Fibroblast growth factor-2 regulates the stability of nuclear bodies.

Nuclear bodies are distinct subnuclear structures. The survival of motoneuron (SMN) gene is mutated or deleted in patients with the neurodegenerative disease spinal muscular atrophy (SMA). The gene product SMN is a marker protein for one class of nuclear bodies denoted as nuclear gems. SMN has also been found in Cajal bodies, which co-localize with gems in many cell types. Interestingly, SMA patients display a reduced number of gems. Little is known about the regulation of nuclear body formation and stabilization. We have previously shown that a nuclear isoform of the fibroblast growth factor-2 (FGF-2(23)) binds directly to SMN. In this study, we analyzed the consequences of FGF-2(23) binding to SMN with regard to nuclear body formation. On a molecular level, we showed that FGF-2(23) competed with Gemin2 (a component of the SMN complex that is necessary for gem stabilization) for binding to SMN. Down-regulation of Gemin2 by siRNA caused destabilization of SMN-positive nuclear bodies. This process is reflected in both cellular and in vivo systems by a negative regulatory function of FGF-2 in nuclear body formation: in HEK293 cells, FGF-2(23) decreased the number of SMN-positive nuclear bodies. The same effect could be observed in motoneurons of FGF-2 transgenic mice. This study demonstrates the functional role of a growth factor in the regulation of structural entities of the nucleus.

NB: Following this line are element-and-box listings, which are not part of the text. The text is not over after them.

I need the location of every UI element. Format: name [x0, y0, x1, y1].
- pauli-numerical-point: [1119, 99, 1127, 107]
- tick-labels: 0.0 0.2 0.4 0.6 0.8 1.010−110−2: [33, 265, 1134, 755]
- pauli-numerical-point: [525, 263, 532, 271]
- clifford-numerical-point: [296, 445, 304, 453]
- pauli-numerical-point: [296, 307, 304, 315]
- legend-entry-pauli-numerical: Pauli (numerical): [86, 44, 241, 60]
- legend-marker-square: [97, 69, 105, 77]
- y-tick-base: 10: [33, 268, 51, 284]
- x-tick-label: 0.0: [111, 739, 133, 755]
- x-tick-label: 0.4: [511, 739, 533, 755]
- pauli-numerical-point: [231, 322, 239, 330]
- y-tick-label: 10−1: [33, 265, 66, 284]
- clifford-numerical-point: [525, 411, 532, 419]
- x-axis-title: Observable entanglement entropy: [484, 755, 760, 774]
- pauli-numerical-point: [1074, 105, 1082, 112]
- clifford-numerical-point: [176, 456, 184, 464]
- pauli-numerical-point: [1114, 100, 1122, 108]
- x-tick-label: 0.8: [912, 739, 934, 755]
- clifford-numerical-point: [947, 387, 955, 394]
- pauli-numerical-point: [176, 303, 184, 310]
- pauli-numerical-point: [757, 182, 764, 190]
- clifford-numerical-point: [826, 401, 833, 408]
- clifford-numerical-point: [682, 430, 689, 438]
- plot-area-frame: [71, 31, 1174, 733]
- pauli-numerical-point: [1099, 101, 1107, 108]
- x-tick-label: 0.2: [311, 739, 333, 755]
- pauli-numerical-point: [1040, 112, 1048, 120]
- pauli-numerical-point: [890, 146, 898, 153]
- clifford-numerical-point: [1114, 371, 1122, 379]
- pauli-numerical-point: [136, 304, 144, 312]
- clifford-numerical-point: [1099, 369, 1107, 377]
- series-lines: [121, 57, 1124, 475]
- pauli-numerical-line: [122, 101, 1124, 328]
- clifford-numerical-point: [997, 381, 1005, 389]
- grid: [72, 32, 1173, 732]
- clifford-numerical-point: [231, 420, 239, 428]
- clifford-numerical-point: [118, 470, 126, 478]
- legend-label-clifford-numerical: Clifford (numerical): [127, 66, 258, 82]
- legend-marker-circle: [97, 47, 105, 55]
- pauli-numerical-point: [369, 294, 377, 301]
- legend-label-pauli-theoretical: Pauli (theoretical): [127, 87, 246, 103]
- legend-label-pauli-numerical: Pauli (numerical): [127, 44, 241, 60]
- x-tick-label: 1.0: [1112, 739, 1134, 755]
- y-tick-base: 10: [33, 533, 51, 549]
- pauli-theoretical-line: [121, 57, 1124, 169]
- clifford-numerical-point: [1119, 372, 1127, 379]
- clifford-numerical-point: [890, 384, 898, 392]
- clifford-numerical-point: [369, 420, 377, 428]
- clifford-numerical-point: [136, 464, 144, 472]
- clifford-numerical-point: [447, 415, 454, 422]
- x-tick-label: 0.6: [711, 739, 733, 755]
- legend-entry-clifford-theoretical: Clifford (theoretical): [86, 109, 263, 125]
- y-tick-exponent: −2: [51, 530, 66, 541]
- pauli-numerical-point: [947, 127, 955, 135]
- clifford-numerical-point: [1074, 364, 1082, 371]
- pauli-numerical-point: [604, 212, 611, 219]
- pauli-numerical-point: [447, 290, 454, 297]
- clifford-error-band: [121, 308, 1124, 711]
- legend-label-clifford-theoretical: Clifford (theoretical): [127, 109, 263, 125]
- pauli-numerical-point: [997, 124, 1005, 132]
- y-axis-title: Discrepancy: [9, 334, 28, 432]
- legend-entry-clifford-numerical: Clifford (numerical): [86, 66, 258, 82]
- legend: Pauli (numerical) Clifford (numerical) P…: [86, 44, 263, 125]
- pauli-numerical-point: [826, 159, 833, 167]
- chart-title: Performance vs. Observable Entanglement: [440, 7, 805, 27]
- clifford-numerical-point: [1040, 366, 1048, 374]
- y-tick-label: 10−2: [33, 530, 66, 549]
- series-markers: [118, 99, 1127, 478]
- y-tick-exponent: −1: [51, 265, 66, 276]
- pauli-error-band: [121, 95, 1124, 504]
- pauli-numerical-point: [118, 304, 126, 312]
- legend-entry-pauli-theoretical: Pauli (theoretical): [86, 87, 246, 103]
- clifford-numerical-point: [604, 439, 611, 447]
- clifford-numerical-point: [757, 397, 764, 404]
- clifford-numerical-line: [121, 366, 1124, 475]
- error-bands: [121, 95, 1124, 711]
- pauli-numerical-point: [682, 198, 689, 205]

Fibroblast growth factor-2(23) binds directly to the survival of motoneuron protein and is associated with small nuclear RNAs.

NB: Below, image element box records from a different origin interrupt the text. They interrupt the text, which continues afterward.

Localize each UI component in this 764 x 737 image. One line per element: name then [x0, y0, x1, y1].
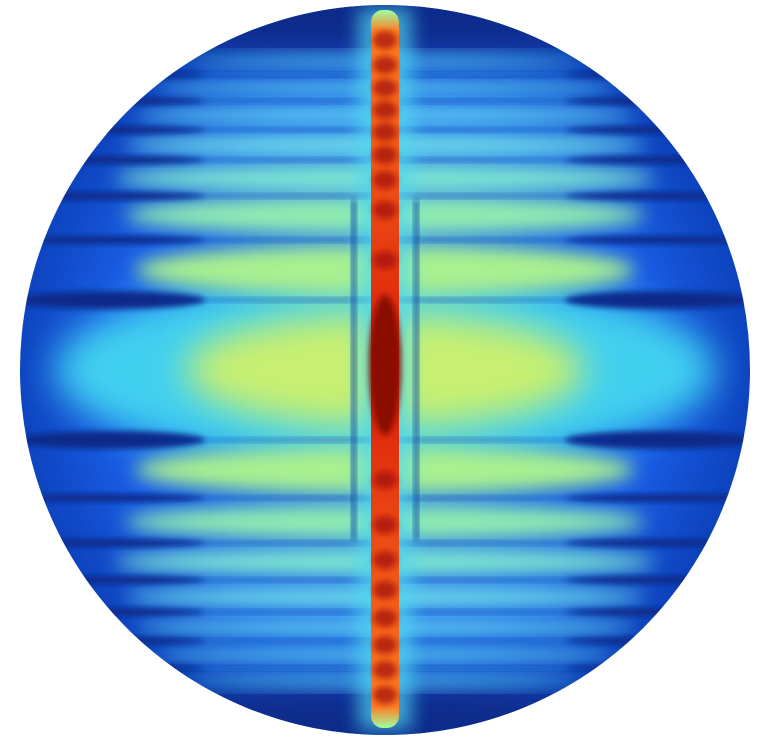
bead	[373, 581, 397, 599]
bead	[373, 56, 397, 74]
bead	[373, 636, 397, 654]
field-visualization	[0, 0, 764, 737]
bead	[373, 516, 397, 534]
bead	[373, 171, 397, 189]
bead	[373, 471, 397, 489]
disk	[0, 0, 764, 737]
bead	[373, 146, 397, 164]
bead	[373, 101, 397, 119]
bead	[373, 79, 397, 97]
page: (() => { const svg = document.getElement…	[0, 0, 764, 737]
bead	[373, 686, 397, 704]
flank-line	[352, 200, 356, 540]
bead	[373, 123, 397, 141]
bead	[373, 661, 397, 679]
bead	[373, 609, 397, 627]
bead	[373, 31, 397, 49]
bead	[373, 251, 397, 269]
bead	[373, 551, 397, 569]
bead	[373, 201, 397, 219]
core	[369, 295, 401, 435]
flank-line	[414, 200, 418, 540]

The SMN (survival of motoneuron) protein is mutated in patients with the neurodegenerative disease spinal muscular atrophy. We have shown previously that a high-molecular-mass isoform of FGF (fibroblast growth factor) 2 (FGF-2(23)) is in a complex with SMN [Claus, Doring, Gringel, Muller-Ostermeyer, Fuhlrott, Kraft and Grothe (2003) J. Biol. Chem. 278, 479-485]. FGF-2 is a neurotrophic factor for motoneurons, and is known not only as a classical extracellular growth factor, but also as a nuclear protein. In the present study, we demonstrate that SMN binds to the arginine-rich N-terminus of FGF-2(23). In turn, FGF-2(23) interacts with amino acid residues 1-90 of the human SMN protein. This sequence displays nucleic-acid-binding capacity and overlaps partially with known binding sites for Gemin2/SIP1 (SMN-interacting protein 1) and p53. Finally, as a functional consequence of FGF-2(23) binding to SMN, FGF-2(23) is in a complex with the small nuclear RNAs U2 and U4. Since SMN functions as an assembly factor for snRNPs (small nuclear ribonucleoprotein particles), these results suggest binding of FGF-2(23) to snRNPs.

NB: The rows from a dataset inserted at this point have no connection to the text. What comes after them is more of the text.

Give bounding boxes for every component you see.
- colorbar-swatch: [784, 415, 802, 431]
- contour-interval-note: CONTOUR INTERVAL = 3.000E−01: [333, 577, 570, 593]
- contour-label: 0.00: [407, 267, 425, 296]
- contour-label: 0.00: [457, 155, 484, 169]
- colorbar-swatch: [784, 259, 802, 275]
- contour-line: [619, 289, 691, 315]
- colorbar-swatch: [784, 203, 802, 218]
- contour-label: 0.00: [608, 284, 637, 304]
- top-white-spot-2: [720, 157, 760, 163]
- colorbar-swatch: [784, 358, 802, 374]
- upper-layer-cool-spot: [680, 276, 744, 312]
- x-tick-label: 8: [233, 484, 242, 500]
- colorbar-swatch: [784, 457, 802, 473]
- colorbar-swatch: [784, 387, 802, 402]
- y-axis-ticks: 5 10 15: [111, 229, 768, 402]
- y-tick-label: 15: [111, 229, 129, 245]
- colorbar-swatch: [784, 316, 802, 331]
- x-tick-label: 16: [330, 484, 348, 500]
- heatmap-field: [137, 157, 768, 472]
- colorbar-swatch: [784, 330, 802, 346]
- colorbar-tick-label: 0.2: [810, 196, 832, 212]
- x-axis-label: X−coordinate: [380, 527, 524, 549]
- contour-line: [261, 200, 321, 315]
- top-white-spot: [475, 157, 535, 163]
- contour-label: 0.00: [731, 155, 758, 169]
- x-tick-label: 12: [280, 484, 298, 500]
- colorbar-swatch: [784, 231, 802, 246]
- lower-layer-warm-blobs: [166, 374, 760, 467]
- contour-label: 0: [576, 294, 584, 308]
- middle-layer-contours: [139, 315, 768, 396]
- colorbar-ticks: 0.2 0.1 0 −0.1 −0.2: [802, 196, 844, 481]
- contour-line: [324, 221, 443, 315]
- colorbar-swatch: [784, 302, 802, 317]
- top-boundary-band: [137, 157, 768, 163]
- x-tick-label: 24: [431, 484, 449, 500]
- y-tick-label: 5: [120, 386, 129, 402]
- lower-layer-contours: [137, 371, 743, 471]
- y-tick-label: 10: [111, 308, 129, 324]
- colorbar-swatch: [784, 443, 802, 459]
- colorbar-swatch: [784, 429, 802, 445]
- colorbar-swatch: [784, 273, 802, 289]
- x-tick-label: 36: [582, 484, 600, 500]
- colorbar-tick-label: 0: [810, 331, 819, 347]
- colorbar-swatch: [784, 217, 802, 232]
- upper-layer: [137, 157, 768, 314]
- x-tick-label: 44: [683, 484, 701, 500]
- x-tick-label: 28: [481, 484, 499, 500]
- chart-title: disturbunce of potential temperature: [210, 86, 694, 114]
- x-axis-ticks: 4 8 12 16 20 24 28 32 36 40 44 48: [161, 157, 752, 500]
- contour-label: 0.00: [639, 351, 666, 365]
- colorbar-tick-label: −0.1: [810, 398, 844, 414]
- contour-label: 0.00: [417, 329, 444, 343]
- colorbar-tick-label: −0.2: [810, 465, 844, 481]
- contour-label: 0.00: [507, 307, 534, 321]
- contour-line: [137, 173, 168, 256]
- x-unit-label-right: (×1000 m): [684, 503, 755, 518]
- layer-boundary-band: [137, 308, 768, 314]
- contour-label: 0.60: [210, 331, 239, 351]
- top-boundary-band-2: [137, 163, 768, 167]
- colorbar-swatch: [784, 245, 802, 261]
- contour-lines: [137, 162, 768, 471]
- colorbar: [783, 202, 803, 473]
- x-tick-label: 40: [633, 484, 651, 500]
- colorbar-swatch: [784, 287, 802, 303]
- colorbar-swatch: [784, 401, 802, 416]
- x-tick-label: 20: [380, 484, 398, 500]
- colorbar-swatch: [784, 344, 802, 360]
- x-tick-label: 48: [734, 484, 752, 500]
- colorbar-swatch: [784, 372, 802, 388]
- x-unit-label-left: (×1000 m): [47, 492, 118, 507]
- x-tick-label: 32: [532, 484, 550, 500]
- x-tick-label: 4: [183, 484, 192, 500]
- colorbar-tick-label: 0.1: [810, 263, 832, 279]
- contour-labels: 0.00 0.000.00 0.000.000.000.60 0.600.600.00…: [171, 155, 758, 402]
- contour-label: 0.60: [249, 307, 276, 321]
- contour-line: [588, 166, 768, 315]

Fibroblast growth factor 2 (FGF-2) is a novel substrate for arginine methylation by PRMT5.

Fibroblast growth factor 2 (FGF-2) is expressed in isoforms of different molecular masses from one mRNA species by alternative start of translation. The higher molecular mass isoforms (FGF-2(21) and (23)) contain an arginine-rich N-terminus organized in RG-motifs followed by the 18 kDa FGF-2 (FGF-2(18)) core which is common to all isoforms. Both isoforms localize differentially to the nucleus. Here, we analyzed the nuclear localization of FGF-2(21). Surprisingly, the lack of one RG-motif in FGF-2(21) resulted in the nucleolar distribution characteristic of FGF-2(18). We have previously shown that 23 kDa FGF-2 (FGF-2(23)) interacts specifically with the survival of motoneuron (SMN) protein, an assembly protein for small nuclear ribonucleoprotein particles. For this assembly, Sm-proteins methylated by protein arginine methyltransferase 5 (PRMT5) are required. In our study, we aimed to analyze whether FGF-2(23) is also a substrate for symmetrical methylation by PRMT5. We could confirm that both proteins exist in a common complex. Moreover, PRMT5 methylates FGF-2(23) in vitro, whereas mutated inactive PRMT5 does not. FGF-2(23) is therefore a new substrate of PRMT5. With regard to function, inhibition of methyltransferase activity in HEK293T cells leads to cytoplasmic enrichment of FGF-2, indicating the importance of arginine methylation for shuttling of FGF-2(23) to the nucleus.